Netflix, Spotify, il Play Store e anche Just Eat: sono contenitori che raccolgono cose che ci interessano e che facilitano la nostra vita dividendo tutto per categorie. Per loro “natura” non prevedono la possibilità di interagire direttamente con altri utenti, ciononostante la mania dilagante di condividere contenuti tipica dei Social Network è riuscita a varcare la soglia anche di queste piattaforme. Ci dicono essere una malattia del nostro tempo, che ne siamo ossessionati, ma… ne siamo sicuri?

Ne abbiamo parlato con il Sociologo dei Media Digitali Davide Bennato: “Ossessione? No… più che altro è una tendenza culturale ed era già presente nei media tradizionali – spiega – i social hanno solo accorciato il tempo tra consumo e condivisione”. Una volta, cioè, il momento in cui si “consumava” una canzone alla radio e il momento di condivisione con qualcun altro erano separati dal tempo necessario a registrare sulla cassetta, scriverci il titolo, impacchettarla e consegnarla fisicamente alla persona con cui condividerla (procedimento che per chi ci è passato è un ricordo tra il piacevole e il frustrante proprio perché non riusciva mai in modo così “fortunatamente” lineare). Adesso, invece, il momento di condivisione si èinglobato all’interno dello stesso processo di fruizione: ovvero già durante l’ascolto si può mandare il link all’altra persona e si può sentire insieme il pezzo pur trovandosi in spazi fisicamente diversi.

Siamo solo diventati meno romantici allora? “Nel Piccolo Principe – commenta Davide Bennatoleggiamo che è il tempo perduto per la rosa a fare della rosa qualcosa di importate. Certamente non puoi essere romantico condividendo con un click un contenuto già pronto, però condividere una playlist che hai creato con cura su Spotify significa che gli hai dedicato del tempo. La dimensione creativa, insomma, rimane”.

La strategia quindi è rimasta la stessa, i Social però l’hanno radicalizzata al punto che abbiamo reso “social” più o meno tutto.
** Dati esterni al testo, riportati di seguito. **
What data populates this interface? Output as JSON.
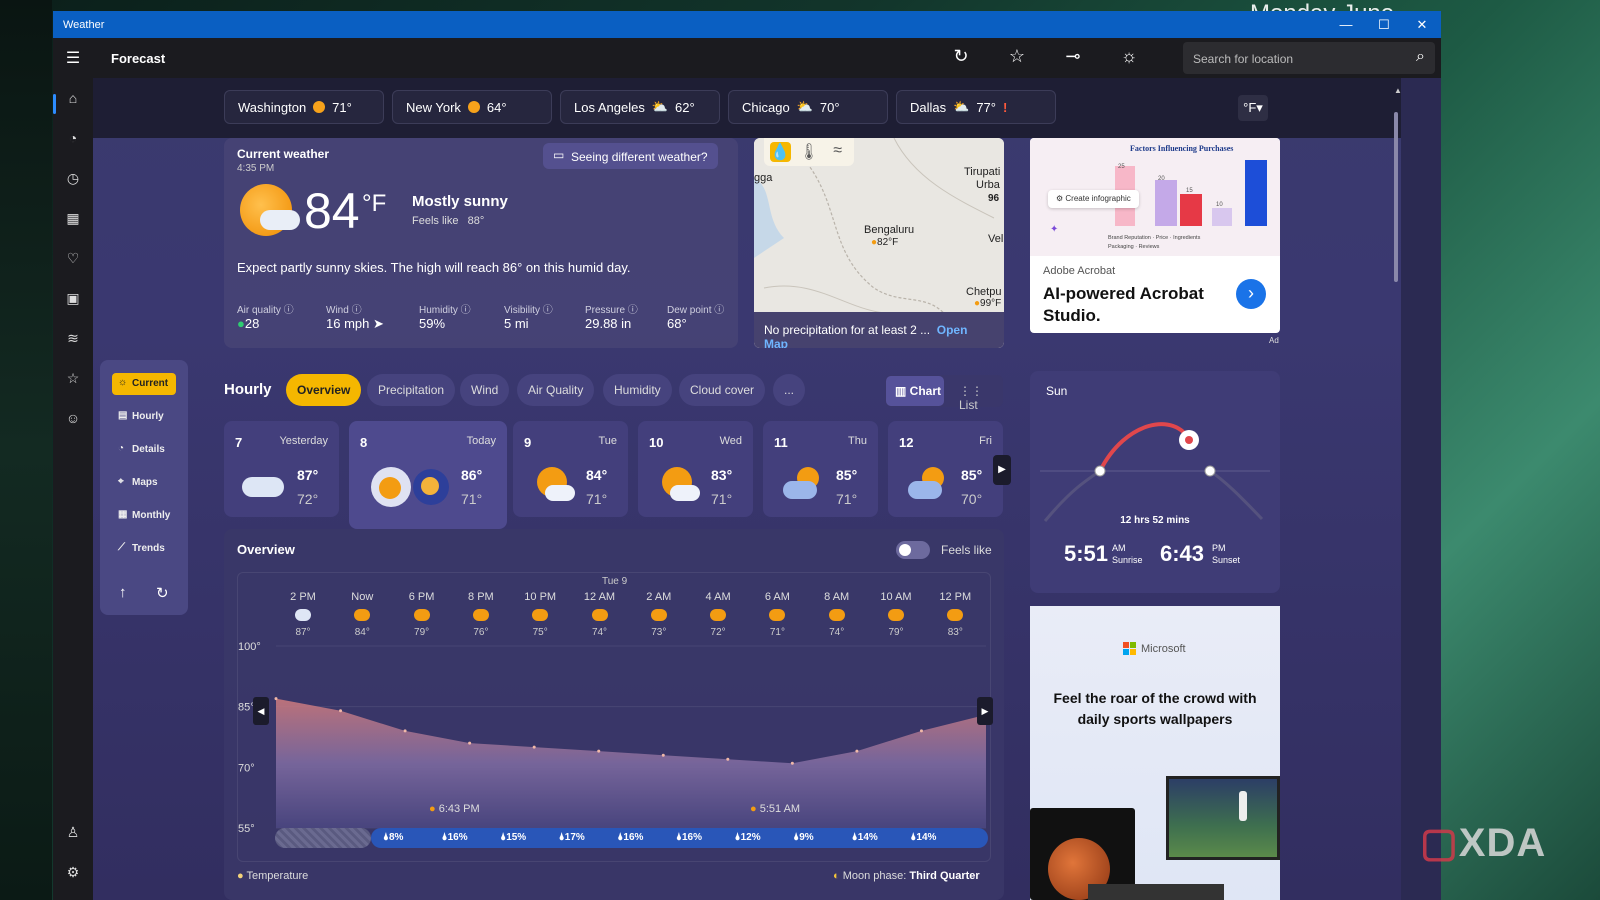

Ogni piattaforma esistente, comprese quelle che il tasto share non lo hanno neanche previsto, ha infatti una fanpage attraverso la quale è possibile interagire in qualsiasi momento. Per alcuni questo è sintomo della degenerazione cronica del nostro tempo e le piattaforme da geniali diventano “infernali”. La serie TV di Netflix “Black Mirror” fa di questo problema il suo focus principale: “La serie ci mette di fronte a noi stessi – spiega il Sociologo e curatore della raccolta di saggi “Black Mirror. Distopia e antropologia digitale” – e ci mostra che la tecnologia dà delle opportunità, in alcuni contesti sono opportunità positive, in altri sono negative. Il problema è solo che noi non siamo capaci di averci a che fare. Diceva Melvin Kranzberg che la tecnologia non è né buona, né cattiva, né neutrale, e in effetti possiamo dire che è una forma di potere. Noi sostanzialmente siamo incapaci, ogni volta che abbiamo un potere nelle nostre mani non sappiamo mai come trattarlo”.

Ma perché “nonostante tutto” queste piattaforme ci piacciono comunque così tanto? “Perché sono molto utili per raccogliere contenuti diversi – chiarisce il Sociologo Davide Bennatoe perché questi contenuti ce li forniscono nei modi a cui ormai siamo maggiormente abituati. Cioè in maniera asincrona, dato che possiamo averli quando vogliamo; e in maniera distribuita, perché possiamo utilizzare piattaforme diverse tra telefonini, computer, tablet e quantaltro”.

Alcune considerazioni, infine, lasciano un che di positivo: a differenza di come si pensi proprio piattaforme come Netflix e Spotify ci portano a un maggiore contatto con la realtà. Basti pensare a tutte le volte che Playlist e Serie TV diventano argomento di discussione alle cene o, addirittura, al fatto che si scelga di incontrarsi proprio con lo scopo di usufruirne tutti insieme.